Estelle - Tome 4 - Par Maric & Manini - Carabas

8 mars 2007 0 commentaire
  • Un tueur-vengeur qui laisse toujours un message sur sa victime, une femme belle et curieuse qui se prend au jeu de l’intrigue et tâche de talonner le commissaire chargé de l’enquête, un contexte historique, des habits d’époque et le grand début de la thalassothérapie, voilà les bases de la nouvelle aventure d’Estelle Grassin.

Indémodable, Estelle fait partie de ces histoires que l’on peut qualifier d’universelles. Des récits qui parlent autant aux hommes qu’aux femmes, qui s’adressent aux publics de tous âges et qui savent rester dans la mémoire une fois l’album terminé en y laissant un sentiment de plénitude.

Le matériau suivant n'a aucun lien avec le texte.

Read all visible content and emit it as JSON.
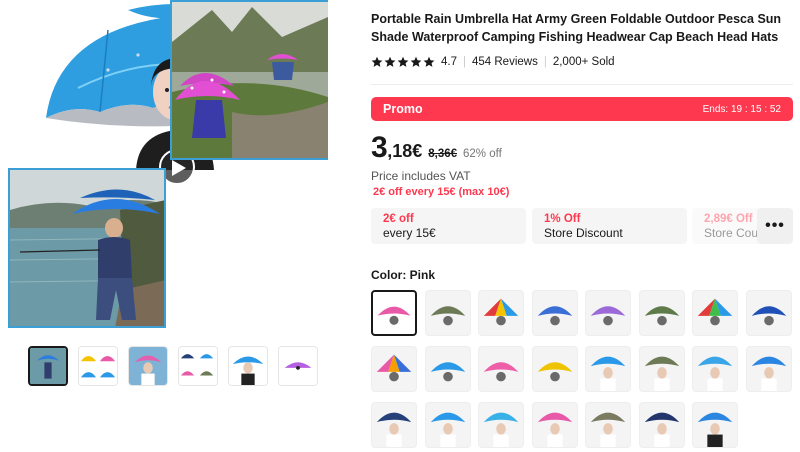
{
  "product": {
    "title": "Portable Rain Umbrella Hat Army Green Foldable Outdoor Pesca Sun Shade Waterproof Camping Fishing Headwear Cap Beach Head Hats",
    "rating": "4.7",
    "reviews": "454 Reviews",
    "sold": "2,000+ Sold"
  },
  "promo": {
    "label": "Promo",
    "timer": "Ends: 19 : 15 : 52"
  },
  "price": {
    "integer": "3",
    "decimal": ",18€",
    "original": "8,36€",
    "discount": "62% off",
    "vat_note": "Price includes VAT",
    "offer": "2€ off every 15€ (max 10€)"
  },
  "coupons": [
    {
      "top": "2€ off",
      "bottom": "every 15€"
    },
    {
      "top": "1% Off",
      "bottom": "Store Discount"
    },
    {
      "top": "2,89€ Off",
      "bottom": "Store Cou"
    }
  ],
  "more_label": "•••",
  "color": {
    "label": "Color: Pink",
    "accent": "#fd384f"
  },
  "swatches": [
    {
      "kind": "pink",
      "selected": true
    },
    {
      "kind": "camo"
    },
    {
      "kind": "rainbow"
    },
    {
      "kind": "blue"
    },
    {
      "kind": "purple"
    },
    {
      "kind": "camo-green"
    },
    {
      "kind": "rainbow2"
    },
    {
      "kind": "blue-dark"
    },
    {
      "kind": "multi"
    },
    {
      "kind": "sky"
    },
    {
      "kind": "pink2"
    },
    {
      "kind": "yellow"
    },
    {
      "kind": "person-blue"
    },
    {
      "kind": "person-camo"
    },
    {
      "kind": "person-sky"
    },
    {
      "kind": "person-blue2"
    },
    {
      "kind": "person-navy"
    },
    {
      "kind": "person-blue3"
    },
    {
      "kind": "person-sky2"
    },
    {
      "kind": "person-pink"
    },
    {
      "kind": "person-camo2"
    },
    {
      "kind": "person-navy2"
    },
    {
      "kind": "person-blue4"
    }
  ],
  "icons": {
    "play": "play-icon",
    "star": "star-icon",
    "more": "more-icon"
  }
}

Alors, que peut bien apporter de plus cette série au sujet banal ? Car il faut bien reconnaître que le thème serial killer n’a rien d’original. Le tueur à l’aiguille a encore frappé. Il est cruel, sanguinaire, et semble particulièrement agile, ne se faisant jamais prendre. Le thème est lourd et noir mais ce pessimisme ambiant apporte beaucoup grâce à l’intelligence et à la structure du récit. Bien évidemment, le dessin est l’autre atout majeur et ici, il est particulièrement abouti, riche en détails, en couleurs et en mouvement. Le découpage est excellent, la narration et les dialogues féministes parfaits, même si Maric se défendait de son intention délibérée de défendre la cause des femmes.

Estelle - Tome 4 - Par Maric & Manini - Carabas

Dans une interview réalisée en octobre 2003, il parlait de son dessinateur : "Avec Manini, on s’entend très bien. Il a un trait extraordinaire, c’est très beau, et vous verrez le troisième album alors.... C’est en couleur directe, c’est sur l’Expo universelle."

Raymond Maric signe là son dernier scénario pour cette série, il s’agit du tome 4, également en couleur directe. Cet album lui est posthume et sans doute porte-t-il en lui un poids supplémentaire de ce fait. En tout cas, il est magnifique, captivant, et très émouvant. Nombreux autres auteurs figurent malgré eux dans l’album, un peu comme dans un dernier hommage.